Optimizing My Blog (Wordpress) For Speed

Lately, I have done some major changes regarding the hosting of my blog. All of this started with the intention to get more inside knowledge in Windows Azure. I moved to Azure Websites and then I moved to self-host the blog inside an Azure VM.

After the last migration, I had a short look at the network response times of my blog and it was terribly slow! The default page took 2 – 3 seconds to load.

chrome_timings

My first idea was related to bad default settings of my hosting environment. I configured PHP to cache compiled files – nothing changed. I changed the application pool to not load .Net stuff and to never shutdown based on idle times – no change! Trying other settings all over the place yielded no effect either. So it looks like my hosting is not the cause of the bad performance.

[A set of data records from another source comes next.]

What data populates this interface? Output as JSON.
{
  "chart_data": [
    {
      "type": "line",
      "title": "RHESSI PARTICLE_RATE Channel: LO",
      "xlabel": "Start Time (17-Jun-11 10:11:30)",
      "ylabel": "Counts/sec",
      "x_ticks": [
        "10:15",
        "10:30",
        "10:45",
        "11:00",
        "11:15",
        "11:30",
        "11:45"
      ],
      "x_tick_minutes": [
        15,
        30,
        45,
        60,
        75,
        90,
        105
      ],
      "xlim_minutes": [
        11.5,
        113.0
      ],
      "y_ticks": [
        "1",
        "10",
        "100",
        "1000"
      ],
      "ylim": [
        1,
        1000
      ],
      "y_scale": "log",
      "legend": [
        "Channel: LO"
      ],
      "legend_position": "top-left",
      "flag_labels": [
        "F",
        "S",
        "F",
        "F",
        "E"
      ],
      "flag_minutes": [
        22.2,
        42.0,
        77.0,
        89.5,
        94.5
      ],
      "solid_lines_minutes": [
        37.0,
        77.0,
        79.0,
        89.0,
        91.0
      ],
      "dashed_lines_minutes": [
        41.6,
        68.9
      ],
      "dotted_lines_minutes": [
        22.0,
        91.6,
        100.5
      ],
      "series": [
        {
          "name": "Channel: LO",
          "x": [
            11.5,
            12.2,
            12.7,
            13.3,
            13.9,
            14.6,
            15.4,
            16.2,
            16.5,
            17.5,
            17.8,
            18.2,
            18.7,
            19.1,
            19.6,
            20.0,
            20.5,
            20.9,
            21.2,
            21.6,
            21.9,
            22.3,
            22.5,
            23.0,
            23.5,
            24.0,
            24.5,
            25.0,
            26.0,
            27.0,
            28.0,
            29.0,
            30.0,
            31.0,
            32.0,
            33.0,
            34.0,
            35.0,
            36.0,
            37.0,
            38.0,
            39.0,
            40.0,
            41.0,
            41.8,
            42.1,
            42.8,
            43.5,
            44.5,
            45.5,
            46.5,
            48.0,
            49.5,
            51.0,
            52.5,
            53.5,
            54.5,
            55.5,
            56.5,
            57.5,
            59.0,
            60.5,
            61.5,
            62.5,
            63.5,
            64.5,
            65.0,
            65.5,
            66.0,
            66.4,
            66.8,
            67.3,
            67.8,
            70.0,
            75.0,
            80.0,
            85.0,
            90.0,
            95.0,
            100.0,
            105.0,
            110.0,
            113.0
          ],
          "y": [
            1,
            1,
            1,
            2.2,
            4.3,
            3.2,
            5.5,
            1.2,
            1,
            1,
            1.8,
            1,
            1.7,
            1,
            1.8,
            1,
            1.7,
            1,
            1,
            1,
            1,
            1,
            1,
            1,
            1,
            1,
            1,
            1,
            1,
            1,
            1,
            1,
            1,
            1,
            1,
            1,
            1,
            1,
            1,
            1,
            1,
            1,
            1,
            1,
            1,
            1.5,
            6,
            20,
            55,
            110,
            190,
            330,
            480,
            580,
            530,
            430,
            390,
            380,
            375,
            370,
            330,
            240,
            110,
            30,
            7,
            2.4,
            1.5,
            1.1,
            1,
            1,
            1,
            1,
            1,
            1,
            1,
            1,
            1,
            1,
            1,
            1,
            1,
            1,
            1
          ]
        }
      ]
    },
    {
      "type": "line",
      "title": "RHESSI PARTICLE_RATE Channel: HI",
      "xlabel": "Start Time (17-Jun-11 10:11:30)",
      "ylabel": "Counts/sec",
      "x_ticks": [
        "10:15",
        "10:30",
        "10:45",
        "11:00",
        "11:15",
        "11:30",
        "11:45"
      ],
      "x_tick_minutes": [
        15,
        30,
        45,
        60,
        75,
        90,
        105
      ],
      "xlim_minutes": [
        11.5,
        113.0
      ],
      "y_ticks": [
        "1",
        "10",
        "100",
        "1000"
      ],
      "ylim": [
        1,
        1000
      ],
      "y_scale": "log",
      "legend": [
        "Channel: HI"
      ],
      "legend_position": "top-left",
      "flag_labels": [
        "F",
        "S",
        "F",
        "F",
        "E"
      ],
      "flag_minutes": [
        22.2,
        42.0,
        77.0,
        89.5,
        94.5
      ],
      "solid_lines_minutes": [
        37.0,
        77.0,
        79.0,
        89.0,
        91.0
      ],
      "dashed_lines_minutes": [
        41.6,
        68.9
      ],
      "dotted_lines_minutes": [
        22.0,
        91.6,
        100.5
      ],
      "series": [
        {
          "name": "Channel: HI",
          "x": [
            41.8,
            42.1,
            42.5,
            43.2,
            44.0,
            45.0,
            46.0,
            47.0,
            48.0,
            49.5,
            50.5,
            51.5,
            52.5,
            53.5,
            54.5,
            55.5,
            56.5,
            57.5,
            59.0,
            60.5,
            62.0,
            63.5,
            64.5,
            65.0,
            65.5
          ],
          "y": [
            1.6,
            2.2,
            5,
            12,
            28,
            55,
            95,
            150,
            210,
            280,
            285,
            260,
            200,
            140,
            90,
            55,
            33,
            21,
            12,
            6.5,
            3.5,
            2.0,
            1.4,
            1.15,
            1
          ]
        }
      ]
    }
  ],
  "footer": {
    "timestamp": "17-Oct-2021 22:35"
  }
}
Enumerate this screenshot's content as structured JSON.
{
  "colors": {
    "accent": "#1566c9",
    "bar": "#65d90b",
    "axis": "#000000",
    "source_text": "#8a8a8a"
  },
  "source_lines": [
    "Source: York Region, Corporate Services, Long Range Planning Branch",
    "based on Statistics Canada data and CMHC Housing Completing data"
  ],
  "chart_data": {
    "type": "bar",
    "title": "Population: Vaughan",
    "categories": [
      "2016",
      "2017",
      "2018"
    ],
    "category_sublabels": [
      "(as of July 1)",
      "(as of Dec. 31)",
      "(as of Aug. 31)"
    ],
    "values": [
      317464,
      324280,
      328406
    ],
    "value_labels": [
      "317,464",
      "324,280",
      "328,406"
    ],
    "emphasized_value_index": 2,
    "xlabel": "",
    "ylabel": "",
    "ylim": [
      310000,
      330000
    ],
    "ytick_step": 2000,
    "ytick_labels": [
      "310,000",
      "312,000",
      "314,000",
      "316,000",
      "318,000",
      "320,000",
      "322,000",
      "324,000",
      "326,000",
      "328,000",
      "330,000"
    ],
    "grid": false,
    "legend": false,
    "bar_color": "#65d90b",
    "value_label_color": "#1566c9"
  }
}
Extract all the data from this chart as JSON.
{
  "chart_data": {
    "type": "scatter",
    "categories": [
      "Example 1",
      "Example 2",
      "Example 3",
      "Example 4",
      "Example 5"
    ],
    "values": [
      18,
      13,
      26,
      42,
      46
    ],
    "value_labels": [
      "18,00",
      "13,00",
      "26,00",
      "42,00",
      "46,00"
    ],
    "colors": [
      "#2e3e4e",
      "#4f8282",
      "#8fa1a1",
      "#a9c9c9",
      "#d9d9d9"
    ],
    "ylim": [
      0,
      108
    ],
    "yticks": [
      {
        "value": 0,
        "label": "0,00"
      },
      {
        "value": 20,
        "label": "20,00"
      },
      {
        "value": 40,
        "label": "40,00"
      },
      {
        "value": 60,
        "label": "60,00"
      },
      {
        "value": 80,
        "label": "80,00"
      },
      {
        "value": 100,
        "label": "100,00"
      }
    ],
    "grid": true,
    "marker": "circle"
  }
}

I started to google about Wordpress performance and got interesting results. It turns out the default Wordpress install is just slow! I decided to use the plugin wp-super-cache. After installation I started to pregenerate all pages. This feature caches the complete page output in the filesystem. In my case this was roughly 600 files / 5mb. This makes everything lightning fast:

chrome_timings_cached

I could have stopped here but at this point, Google Page Speed was already my new friend! It told me to add cache headers to improve performance. For local Wordpress files, I configured IIS to do this. The tricky part was doing the same for the image files hosted in Azure Blob Storage. Turns out you can do this via modifying blob metadata. Nearly all ressources of my blog are now cachable.

The next and last point for now was to optimize the image files. Google told me to use lossless compression of png files to save storage. PNGOUT is a nice little tool which optimizes the image filesize of pngs without changing any pixels. I used it to optimize all images. This save up to 50% in some instances!

The current version of my page gets a score of 86 (out of 100). Starting from 72, this is a nice improvement.